Standardization and efficiency are also two other key principles behind the TTW that Burkhardt highlights. “Rather than having different development teams try to address these standards in different ways that work for their area, we wanted to have a team that would create controls that were going to work for everybody in a way that developers expect it and in a way that they could count on,” he says.

Designing with security from the start

Since introducing the cloud control factory and Prisma Cloud, it has enabled reliable inventory; consistent log and alert delivery to support security incident detection; and predictable, stable, and repeatable processes for certifying cloud services and releasing security controls.

As a result, Accenture has more than doubled the number of certified services each month, resulting in an 84% increase in release controls in a single year. Additionally, the time between releases has reduced by 50%.

Other notable benefits, according to Accenture, include increased production of critical cloud controls and compliance checks and streamlined business operations by reducing the time and resources required for incident response and remediation. The adoption of the new methodology and platform also supports the next phases of Accenture’s plans to automate most of its security processes, from threat modelling to control deployments to preventive measures, the company says.

These days Accenture’s developers can also focus on their main tasks of solving business problems and innovating, without having to think too hard about security. There is now a separate team responsible for ensuring any controls the cloud control factory releases are compliant and secure.

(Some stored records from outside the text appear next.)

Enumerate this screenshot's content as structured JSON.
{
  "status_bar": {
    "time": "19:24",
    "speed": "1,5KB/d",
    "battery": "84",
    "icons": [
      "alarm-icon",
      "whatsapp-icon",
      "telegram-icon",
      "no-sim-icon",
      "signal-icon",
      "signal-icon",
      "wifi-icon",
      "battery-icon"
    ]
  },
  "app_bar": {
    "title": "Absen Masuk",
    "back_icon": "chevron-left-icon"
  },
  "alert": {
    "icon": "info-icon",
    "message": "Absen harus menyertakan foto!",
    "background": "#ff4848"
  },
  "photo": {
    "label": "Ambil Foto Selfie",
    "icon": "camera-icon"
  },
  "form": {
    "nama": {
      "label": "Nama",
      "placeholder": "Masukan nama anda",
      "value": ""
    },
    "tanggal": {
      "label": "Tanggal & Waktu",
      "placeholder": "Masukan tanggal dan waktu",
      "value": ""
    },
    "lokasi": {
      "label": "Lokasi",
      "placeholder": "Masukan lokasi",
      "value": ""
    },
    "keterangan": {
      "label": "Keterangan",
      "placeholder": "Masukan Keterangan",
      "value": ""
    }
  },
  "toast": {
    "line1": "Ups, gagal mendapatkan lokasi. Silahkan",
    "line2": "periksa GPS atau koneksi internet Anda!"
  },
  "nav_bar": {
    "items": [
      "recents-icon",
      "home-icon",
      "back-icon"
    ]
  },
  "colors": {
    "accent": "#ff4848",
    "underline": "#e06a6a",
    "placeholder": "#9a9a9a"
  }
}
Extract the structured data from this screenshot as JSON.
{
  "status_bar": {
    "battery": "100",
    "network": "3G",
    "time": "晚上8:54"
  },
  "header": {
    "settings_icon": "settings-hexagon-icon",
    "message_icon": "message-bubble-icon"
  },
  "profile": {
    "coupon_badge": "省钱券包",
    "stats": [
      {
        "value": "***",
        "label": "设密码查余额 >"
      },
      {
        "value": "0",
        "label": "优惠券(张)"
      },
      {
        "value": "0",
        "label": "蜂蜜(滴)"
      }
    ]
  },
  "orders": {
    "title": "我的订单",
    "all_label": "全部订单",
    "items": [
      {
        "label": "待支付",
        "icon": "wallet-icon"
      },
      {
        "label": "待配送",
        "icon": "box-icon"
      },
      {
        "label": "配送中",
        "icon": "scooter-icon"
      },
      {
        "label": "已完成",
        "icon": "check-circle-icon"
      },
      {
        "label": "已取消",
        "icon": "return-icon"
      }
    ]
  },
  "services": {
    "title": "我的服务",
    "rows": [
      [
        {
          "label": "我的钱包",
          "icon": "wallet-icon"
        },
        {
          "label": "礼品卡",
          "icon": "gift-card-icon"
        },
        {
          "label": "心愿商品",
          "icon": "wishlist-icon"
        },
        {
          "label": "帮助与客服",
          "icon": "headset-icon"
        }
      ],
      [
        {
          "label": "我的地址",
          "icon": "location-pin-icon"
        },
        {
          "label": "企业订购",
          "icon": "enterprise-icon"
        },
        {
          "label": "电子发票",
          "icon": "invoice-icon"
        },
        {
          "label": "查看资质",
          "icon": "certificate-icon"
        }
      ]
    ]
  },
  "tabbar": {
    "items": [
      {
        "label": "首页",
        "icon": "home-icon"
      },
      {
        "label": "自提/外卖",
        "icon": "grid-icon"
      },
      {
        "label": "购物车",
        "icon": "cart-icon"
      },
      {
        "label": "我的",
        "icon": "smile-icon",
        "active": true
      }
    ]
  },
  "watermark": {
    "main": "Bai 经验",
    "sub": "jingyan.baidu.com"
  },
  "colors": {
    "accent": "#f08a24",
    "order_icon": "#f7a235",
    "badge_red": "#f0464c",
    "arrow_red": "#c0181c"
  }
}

“[Developers] are happy that they’re going to get use approved-cloud objects faster because we can approve them faster, so we can get the controls out faster,” Burkhardt says. “They’re happy they don’t have to think too hard about integration; they know that’s going to be done for them. It’s just one less thing for them to worry about. This is one of those areas where no matter how well you do security, your job is to be in the background and be invisible, so as long as we’re invisible and not stopping [our developers], that’s the best compliment in the world.”